Rossetti dagegen hatte seit 1850 nicht mehr ausgestellt, aber 1856, als er merkte, dass der Erfolg sich einstellte, erschien er wieder in der Öffentlichkeit und wurde mit begeistertem Beifall empfangen. Nicht im Salon, sondern auf einer ausschließlich präraffaelitischen Ausstellung stellte er die wichtigsten Werke der Bruderschaft zusammen. An diesem Tag war zum ersten Mal das Aquarell von Dantes Traum zu sehen, nach wie vor eines der Werke, das für Rossetti am bezeichnendsten ist. Hughes war mit seinem Triptychon The Eve of Saint Agnès nach einem Gedicht von Keats gerade entdeckt worden. In der Zwischenzeit war Stephens, einer der ersten P.R.B.’s, auf den entscheidenden Posten eines Kritikers in der Times aufgerückt - genau von dort aus war früher seinen Freunden die meiste Feindschaft entgegengeschlagen. Zahlreiche Künstler eilten herbei, um sich unter der revolutionären Fahne zu versammeln. Dichter und Philosophen, der Historiker Thomas Carlyle, die Dichter Alfred Tennyson und Coventry Patmore und sogar Charles Dickens, der ehemalige Gegner der ersten Tage, begleiteten die Gewinner. Schließlich kamen noch drei junge Männer, von denen man noch nicht so recht wusste, wo sie standen, aus Oxford und fragten Rossetti nach dem Weg zum Idealen: Ihre Namen waren Algernon Charles Swinburne, William Morris und Edward Burne-Jones[18].

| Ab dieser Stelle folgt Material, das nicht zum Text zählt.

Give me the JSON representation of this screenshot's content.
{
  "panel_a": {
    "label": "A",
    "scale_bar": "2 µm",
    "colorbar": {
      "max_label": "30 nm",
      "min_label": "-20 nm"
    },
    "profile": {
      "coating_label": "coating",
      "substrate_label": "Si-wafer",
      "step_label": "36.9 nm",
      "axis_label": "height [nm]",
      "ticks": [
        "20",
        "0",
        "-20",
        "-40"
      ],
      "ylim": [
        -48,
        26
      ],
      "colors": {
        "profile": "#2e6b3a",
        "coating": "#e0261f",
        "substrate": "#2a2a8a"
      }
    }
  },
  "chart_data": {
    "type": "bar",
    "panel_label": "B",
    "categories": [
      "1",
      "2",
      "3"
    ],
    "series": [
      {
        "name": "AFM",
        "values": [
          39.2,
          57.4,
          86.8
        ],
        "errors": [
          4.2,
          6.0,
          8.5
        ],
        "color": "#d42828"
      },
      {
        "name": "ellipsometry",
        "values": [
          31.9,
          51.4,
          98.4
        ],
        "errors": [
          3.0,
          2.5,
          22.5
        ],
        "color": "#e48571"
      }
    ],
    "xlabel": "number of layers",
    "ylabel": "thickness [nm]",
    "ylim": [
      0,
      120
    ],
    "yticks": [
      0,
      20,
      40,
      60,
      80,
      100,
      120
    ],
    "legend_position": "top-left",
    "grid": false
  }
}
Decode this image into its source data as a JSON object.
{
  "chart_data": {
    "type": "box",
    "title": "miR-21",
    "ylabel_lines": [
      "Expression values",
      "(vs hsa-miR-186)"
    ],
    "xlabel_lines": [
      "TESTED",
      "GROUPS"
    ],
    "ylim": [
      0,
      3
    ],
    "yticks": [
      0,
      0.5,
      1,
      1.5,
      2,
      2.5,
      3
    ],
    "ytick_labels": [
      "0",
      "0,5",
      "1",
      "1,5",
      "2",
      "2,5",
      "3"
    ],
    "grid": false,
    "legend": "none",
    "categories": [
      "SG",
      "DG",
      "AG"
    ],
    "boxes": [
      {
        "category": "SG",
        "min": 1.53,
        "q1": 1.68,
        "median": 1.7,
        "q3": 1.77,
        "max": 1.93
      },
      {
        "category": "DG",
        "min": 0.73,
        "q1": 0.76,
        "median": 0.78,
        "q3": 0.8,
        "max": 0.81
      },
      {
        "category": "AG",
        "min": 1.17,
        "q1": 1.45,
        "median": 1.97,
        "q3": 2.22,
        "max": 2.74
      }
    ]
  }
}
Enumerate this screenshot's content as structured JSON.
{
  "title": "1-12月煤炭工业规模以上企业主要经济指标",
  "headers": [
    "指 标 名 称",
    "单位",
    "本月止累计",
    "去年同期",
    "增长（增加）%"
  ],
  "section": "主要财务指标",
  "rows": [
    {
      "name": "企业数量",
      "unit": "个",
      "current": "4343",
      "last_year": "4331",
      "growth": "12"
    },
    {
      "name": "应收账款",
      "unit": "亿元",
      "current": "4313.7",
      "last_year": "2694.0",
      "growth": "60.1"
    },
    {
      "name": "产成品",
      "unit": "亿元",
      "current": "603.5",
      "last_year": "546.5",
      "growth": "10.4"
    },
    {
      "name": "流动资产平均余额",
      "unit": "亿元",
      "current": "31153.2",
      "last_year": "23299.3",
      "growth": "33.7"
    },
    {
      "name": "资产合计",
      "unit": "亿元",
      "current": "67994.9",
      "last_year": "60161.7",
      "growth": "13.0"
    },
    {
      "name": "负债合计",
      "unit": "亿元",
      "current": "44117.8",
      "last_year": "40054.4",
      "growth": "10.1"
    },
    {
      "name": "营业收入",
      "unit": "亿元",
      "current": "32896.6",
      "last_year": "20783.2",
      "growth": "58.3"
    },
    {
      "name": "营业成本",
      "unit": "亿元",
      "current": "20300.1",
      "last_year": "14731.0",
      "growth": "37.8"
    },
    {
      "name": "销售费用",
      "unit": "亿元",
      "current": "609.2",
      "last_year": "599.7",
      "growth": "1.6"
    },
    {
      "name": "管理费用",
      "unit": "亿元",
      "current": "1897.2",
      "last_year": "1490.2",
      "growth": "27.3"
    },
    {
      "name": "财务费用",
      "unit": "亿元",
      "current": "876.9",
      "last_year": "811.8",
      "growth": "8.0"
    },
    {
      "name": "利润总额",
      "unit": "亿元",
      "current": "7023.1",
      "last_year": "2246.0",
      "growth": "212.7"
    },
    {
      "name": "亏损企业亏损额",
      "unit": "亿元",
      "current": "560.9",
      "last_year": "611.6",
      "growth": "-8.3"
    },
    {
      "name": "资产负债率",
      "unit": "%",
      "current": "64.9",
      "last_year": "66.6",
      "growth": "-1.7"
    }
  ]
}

Die Präraffaeliten malten gern Porträts voneinander, so wie man sich eben nach beendetem Kampf die Zeit nimmt, um sich zu bewundern und den Sieg zu feiern, und es war wirklich ein Sieg. Irgendjemand hatte ausgerechnet, dass Millais, Hunt und Rossetti zusammen nicht weniger als zwölf Millionen Pfund verdient hatten. Es war aber auch das Ende der präraffaelitischen Bruderschaft. Lange schon signierte keiner von ihnen mehr mit P.R.B. Mehrere der Brüder hatten London verlassen: Hunt war nach Palästina gegangen und Woolner nach Australien, Collinson hatte sich in ein Kloster zurückgezogen, Deverell war gestorben, und in diesem Moment war der Zauber gebrochen.
Zwei der Abtrünnigen waren 1857 wiedergekommen, aber von denen, die die Heimat nicht verlassen hatten, entfernte sich der Bedeutendste kaum merklich von dem präraffaelitischen Ideal und schuf sich unter dem Beifall der akademischen Welt einen immer wichtigeren und einflussreicheren Platz: Millais. Die anderen wandten sich jeweils dahin, wohin sie ihre nun besser verstandenen Tendenzen und ihr gereiftes Talent zogen.
Ruskin erkannte Millais’ Untreue und schlug Alarm, vergeblich. Ruskin selbst hatte sich auch weiterentwickelt. Dieses Jahr 1857 bedeutet also ebenso wie das Jahr 1846 einen entscheidenden Wendepunkt in der Geschichte. Haydon, das Oberhaupt der akademischen Schule, begeht 1846 Selbstmord, und Madox Brown stellt kurz vorher Wilhelm der Eroberer aus. Die Schule von Madox Brown triumphiert 1857, und Millais begeht in moralischer Hinsicht Selbstmord. Die ganze Bewegung von 1850 liegt zwischen diesen beiden Ereignissen. Im Jahr 1846 versucht ein Mann, eine neue Bewegung zu gründen und kann noch keine Armee zusammenstellen, 1857 kehrt jeder zu seiner Besonderheit zurück, wie ein Soldat an den heimischen Herd. Die Truppen werden entlassen, man braucht sie nicht mehr: Die Präraffaeliten haben gesiegt.